第5話 不穏な影の行方

 その日のギルドは妙に賑やかだった。


 依頼ボードの前で揉める声がいつもより多い。

 ザックは胸当てを撫でながら意味もなく歩き回り、

 セレンは書類を抱えたまま走り回っている。


(なんだこの落ち着かない空気……)


 俺は定位置に腰を下ろしながら、聞き覚えのないざわめきを耳に入れた。


「――さっき町に貴族の馬車が来たらしいぞ」


「あー、なんか華やかな飾りの見たな。令嬢が来てるとか」


(貴族か……面倒なことの前触れじゃないだろうな)


 冒険者にとって貴族は“金払いのいい依頼主”であり“厄災”でもある。


 勝手気ままで、怒らせると最悪命の保証がない。

 だが金払いはいい。リスクを取るかリターンを取るか。

 それにしても、こんな田舎町に一体どんな用事があるのやら。


 俺は頭を振って考える事をやめた。どちらにしても厄介事で間違いないだろう。それに俺とは関係ない話だ。

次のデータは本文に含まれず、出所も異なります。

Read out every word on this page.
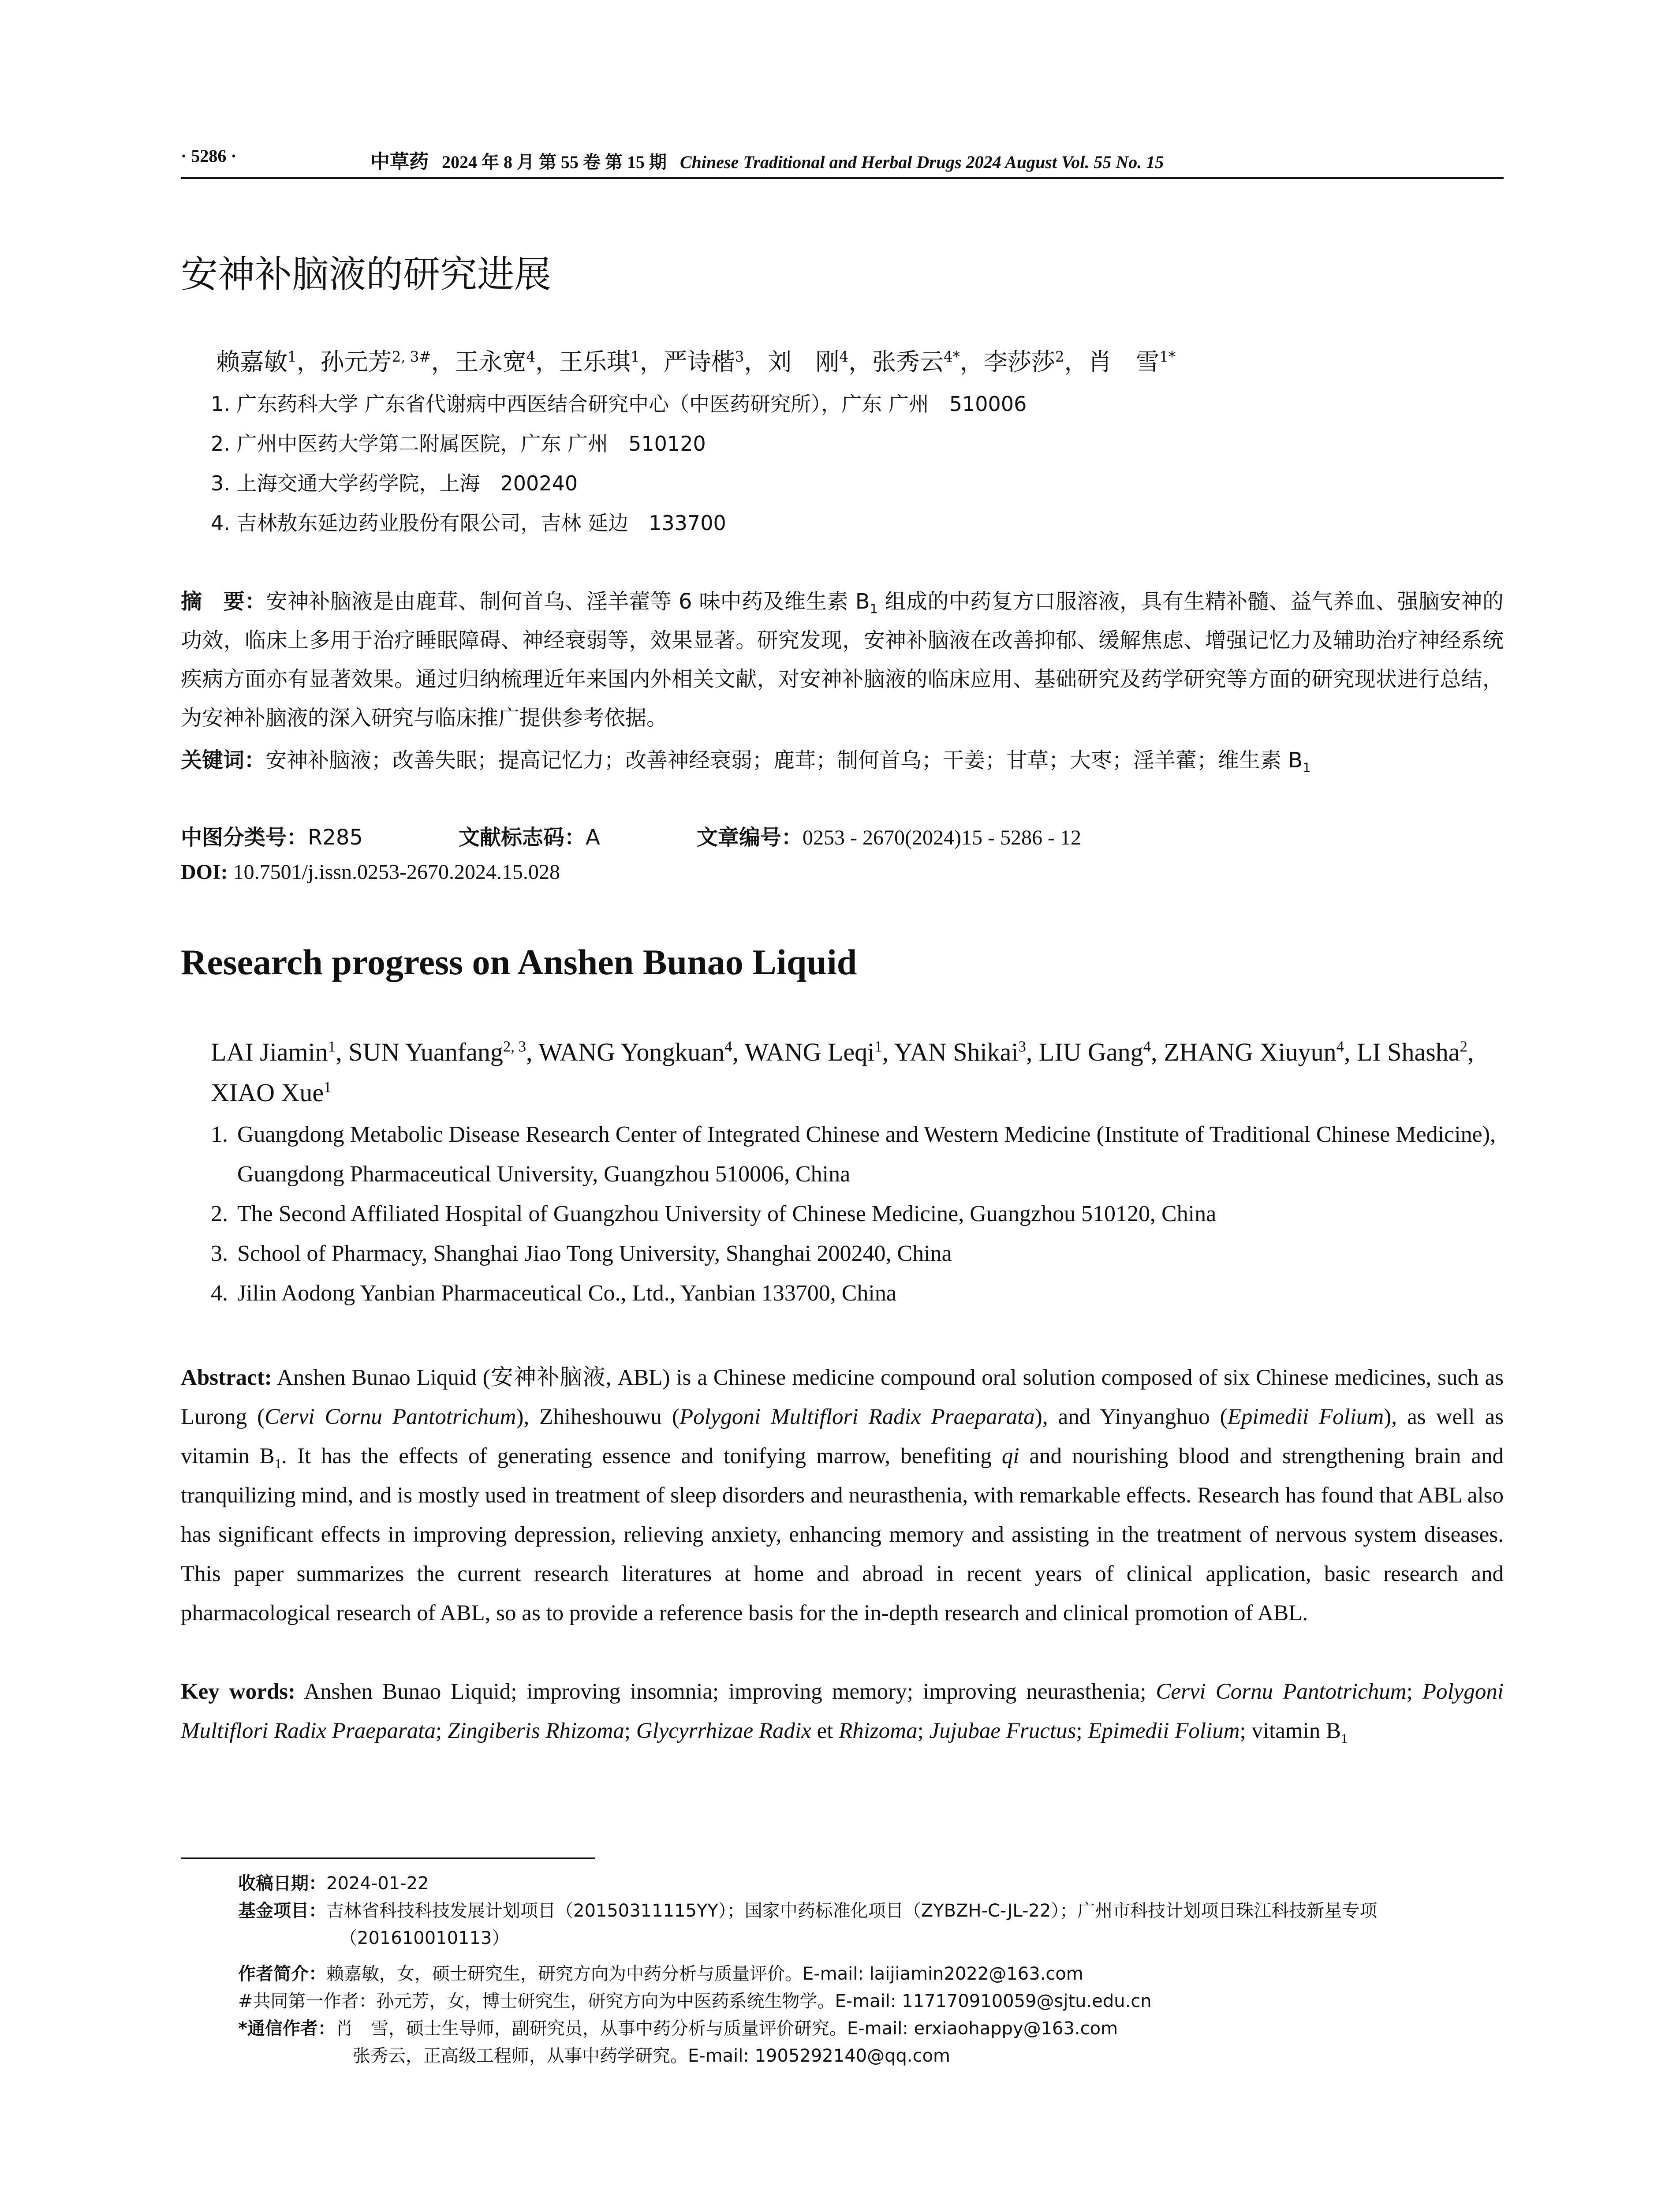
· 5286 ·	中草药 2024 年 8 月 第 55 卷 第 15 期 Chinese Traditional and Herbal Drugs 2024 August Vol. 55 No. 15
安神补脑液的研究进展
赖嘉敏$^1$，孙元芳$^{2, 3\#}$，王永宽$^4$，王乐琪$^1$，严诗楷$^3$，刘　刚$^4$，张秀云$^{4*}$，李莎莎$^2$，肖　雪$^{1*}$
1. 广东药科大学 广东省代谢病中西医结合研究中心（中医药研究所），广东 广州　510006
2. 广州中医药大学第二附属医院，广东 广州　510120
3. 上海交通大学药学院，上海　200240
4. 吉林敖东延边药业股份有限公司，吉林 延边　133700
摘　要：安神补脑液是由鹿茸、制何首乌、淫羊藿等 6 味中药及维生素 $B_1$ 组成的中药复方口服溶液，具有生精补髓、益气养血、强脑安神的功效，临床上多用于治疗睡眠障碍、神经衰弱等，效果显著。研究发现，安神补脑液在改善抑郁、缓解焦虑、增强记忆力及辅助治疗神经系统疾病方面亦有显著效果。通过归纳梳理近年来国内外相关文献，对安神补脑液的临床应用、基础研究及药学研究等方面的研究现状进行总结，为安神补脑液的深入研究与临床推广提供参考依据。
关键词：安神补脑液；改善失眠；提高记忆力；改善神经衰弱；鹿茸；制何首乌；干姜；甘草；大枣；淫羊藿；维生素 $B_1$
中图分类号：R285	文献标志码：A	文章编号：0253 - 2670(2024)15 - 5286 - 12
DOI: 10.7501/j.issn.0253-2670.2024.15.028
Research progress on Anshen Bunao Liquid
LAI Jiamin$^1$, SUN Yuanfang$^{2, 3}$, WANG Yongkuan$^4$, WANG Leqi$^1$, YAN Shikai$^3$, LIU Gang$^4$, ZHANG Xiuyun$^4$, LI Shasha$^2$, XIAO Xue$^1$
1. Guangdong Metabolic Disease Research Center of Integrated Chinese and Western Medicine (Institute of Traditional Chinese Medicine), Guangdong Pharmaceutical University, Guangzhou 510006, China
2. The Second Affiliated Hospital of Guangzhou University of Chinese Medicine, Guangzhou 510120, China
3. School of Pharmacy, Shanghai Jiao Tong University, Shanghai 200240, China
4. Jilin Aodong Yanbian Pharmaceutical Co., Ltd., Yanbian 133700, China
Abstract: Anshen Bunao Liquid (安神补脑液, ABL) is a Chinese medicine compound oral solution composed of six Chinese medicines, such as Lurong (Cervi Cornu Pantotrichum), Zhiheshouwu (Polygoni Multiflori Radix Praeparata), and Yinyanghuo (Epimedii Folium), as well as vitamin $B_1$. It has the effects of generating essence and tonifying marrow, benefiting qi and nourishing blood and strengthening brain and tranquilizing mind, and is mostly used in treatment of sleep disorders and neurasthenia, with remarkable effects. Research has found that ABL also has significant effects in improving depression, relieving anxiety, enhancing memory and assisting in the treatment of nervous system diseases. This paper summarizes the current research literatures at home and abroad in recent years of clinical application, basic research and pharmacological research of ABL, so as to provide a reference basis for the in-depth research and clinical promotion of ABL.
Key words: Anshen Bunao Liquid; improving insomnia; improving memory; improving neurasthenia; Cervi Cornu Pantotrichum; Polygoni Multiflori Radix Praeparata; Zingiberis Rhizoma; Glycyrrhizae Radix et Rhizoma; Jujubae Fructus; Epimedii Folium; vitamin $B_1$
收稿日期：2024-01-22
基金项目：吉林省科技科技发展计划项目（20150311115YY）；国家中药标准化项目（ZYBZH-C-JL-22）；广州市科技计划项目珠江科技新星专项（201610010113）
作者简介：赖嘉敏，女，硕士研究生，研究方向为中药分析与质量评价。E-mail: laijiamin2022@163.com
#共同第一作者：孙元芳，女，博士研究生，研究方向为中医药系统生物学。E-mail: 117170910059@sjtu.edu.cn
*通信作者：肖　雪，硕士生导师，副研究员，从事中药分析与质量评价研究。E-mail: erxiaohappy@163.com
张秀云，正高级工程师，从事中药学研究。E-mail: 1905292140@qq.com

少し冷えてしまったスープを啜る。


 そんな時だった。

 

「セレーン! 聞いて聞いてーっ!」

「マジでやばかったんだけどー!」


 扉を蹴り開ける勢いで、うるさい二人組が飛び込んできた。


「どうしたんです?落ち着いて話してください」

 セレンは書類を抱えたまま対応に追われる。


「なんか森でさー! 魔物がヤバくて!」

「数とかヤバくて!目とか赤く光ってるしヤバすぎ!」


 その声に、ギルド内の空気が揺れた。


 森――町のすぐ裏にある、冒険者にとって最も身近な狩場だ。


 そこで“何かがおかしい”となると、ただの噂では済まない。


 ちょうどその時、遅れていたギャルたちのパーティメンバーが揃い、緊迫した顔でギルドマスター室へ向かっていった。


「おい!聞いてたか!異変だってよ?」


 興奮したようにザックが話しかけてくる。


「らしいな。まあ面倒な事にならない事を祈るわ」


 その後は続報が気になるのか、常設依頼にいく事もなくその場の全員がテーブルで噂話に花を咲かせる。


 

――暫くして再度ギルドの扉が勢いよく開く。


「はぁ……はぁ……ッ、誰か……助けてくれ……!」


 ギルド全体が振り返る。


 名前は知らないが何度か見かけた事がある二人組。

 防具は裂け、腕や脚には血が滲み、背中には完全に意識を失った仲間を背負っている。


「大丈夫ですか!? 誰か救護室に運んで!」

 セレンが慌てて駆け寄った。


「森の……奥で……やばい、魔物が……ッ」


「今は治療を優先します。話はあとで!」

セレンの声がギルド全体に響く。

 ざわついていた冒険者たちが、一斉に息を呑んだ。

 

 冒険者たちが急いで彼らを支え、治療室へ運んでいくとギルド全体に、重たい沈黙が落ちた。



 運び込まれた男の胸当てには大きく抉れた跡を思い出す。普通の魔物じゃ、あんな傷はつかない。


(……やべぇな。これ、嫌な予感しかしねぇ)


 俺の隣でザックがごくりと唾を飲む。


「ルカ……これさ……もし依頼になったら、俺たちも行くよな?」


「行かなきゃ査定が下がるだろ。

 ……死にさえしなきゃ、なんとかなる」


「生き残れる保証は?」


「ねぇよ」


「だよな……」


 ザックが肩を落とす。

 だが、それは俺だって同じだ。


 そのとき――ギルド奥のドアが開いた。


「全員、静粛に!」


 ギルドマスターが姿を現し、重い空気を切り裂くように言った。


「森の異変について、正式に依頼が出る。

 規模が大きいため、ギルド所属の冒険者全員に参加を要請する。」


 その言葉で、場の空気が震えた。


「おいおい全員参加とかマジかよ……」

「大規模調査じゃねぇか……」

「そんな危ないならランク上げてからにしてくれよ……!」


 泣きそうな声、怒声、ざわめき。


(……来たな)


 嫌な予感は、案の定当たったらしい。


「今から呼ばれた冒険者は交代で森の監視を任せる。あと、出払っている冒険者に緊急召集を伝えてくれ」


呼ばれた奴らは慌ててギルドから出ていく。

残っている奴らは普段とは違い、ギルドマスターの言葉に真剣に耳を傾ける。

 

 「もうすぐ暗くなる。調査自体は明朝からだ。何が起きるかわからん……各自十分な準備しておいてくれ」


 明日から始まる戦いに向けて一斉に動き出した。